The salesperson thinks he got a good result. He’ll see a boost in his commissions at the end of the month. The store manager will likely congratulate him on a job well done. He did close the sale after all.

Many of the hard metrics we use to assess if we’ve done a good job are crude and unreliable. Often the best measure of work we can be proud of are the soft metrics that are overlooked and harder to measure.

How we get results is as important as the results themselves.

Image by Nick Cooper

On Experience


Every time we approach a new problem we believe we have to come at it with fresh eyes. Sometimes that is true. But we mustn’t ignore our lived experience.

Whatever challenge or goal is in front or ahead of us, it’s worth remembering the resources we called on to get where we needed or wanted to go in the past.

We can still call on them today.

Our past resourcefulness gives us insights we can leverage now and in the future.

Image by Jukan Tateisi

The Right Thing

Long before digital platforms, social media and online reviews we’ve had the incentive to do the right thing.

The need for the protection of our tribe and a sense of belonging to our community meant we adhered to rules and norms for the benefit of the collective good. We needed to do right by others, not just ourselves if we wanted to belong. In the past, it was difficult to say one thing and do another.

In a digital world, this is not the case. We can pay lip service in public on occasion without doing the hard, often unseen work of caring every day.

There’s a difference between being seen to do the right thing and doing the right thing. Everyday actions speak louder than occasional words.

Image by Dan Meyers

The Human Touch

The woman on the other end of the line at the call centre hesitates. The change in her tone of tells me she doesn’t know the answer to my question. She hesitates. I hear the doubt in her voice. She’s having to go off script, and she’s terrified. She’s trained to answer only certain queries as quickly and efficiently as possible.

Her job is to funnel people to the right email address and move on to processing the next incoming call. She doesn’t know what to do next. And she hasn’t been encouraged to say: ‘I don’t know.’ or ‘I’m not sure, but I will find out for you.’

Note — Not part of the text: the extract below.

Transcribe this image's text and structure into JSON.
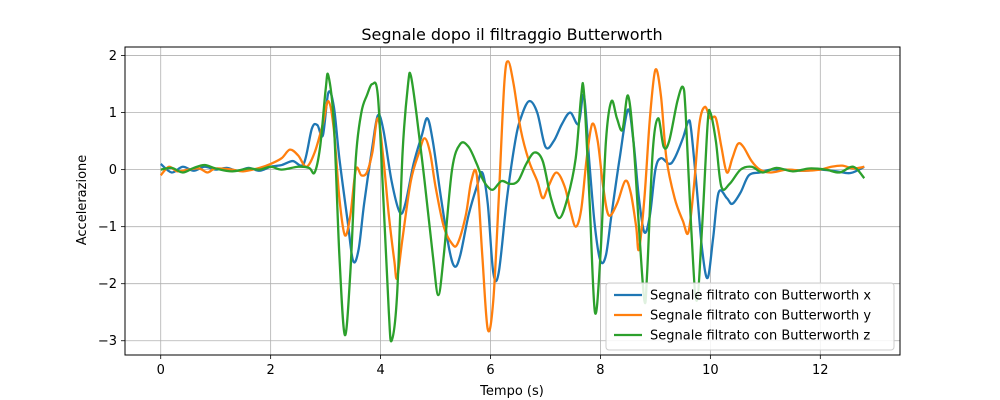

Our greatest fear when we are anxious or dissatisfied is that we will not be seen, or worse, that we will be ignored. What we want in those moments isn’t the right answer, right away. We want empathy—to be treated with humanity.

When our systems are designed to deliver and do the opposite communication breaks down. We fail everyone in situations where we prioritise efficiency over humanity. It isn’t just the people we serve who lose when we stop being human. When we are empowered to do work we’re proud of, everyone wins.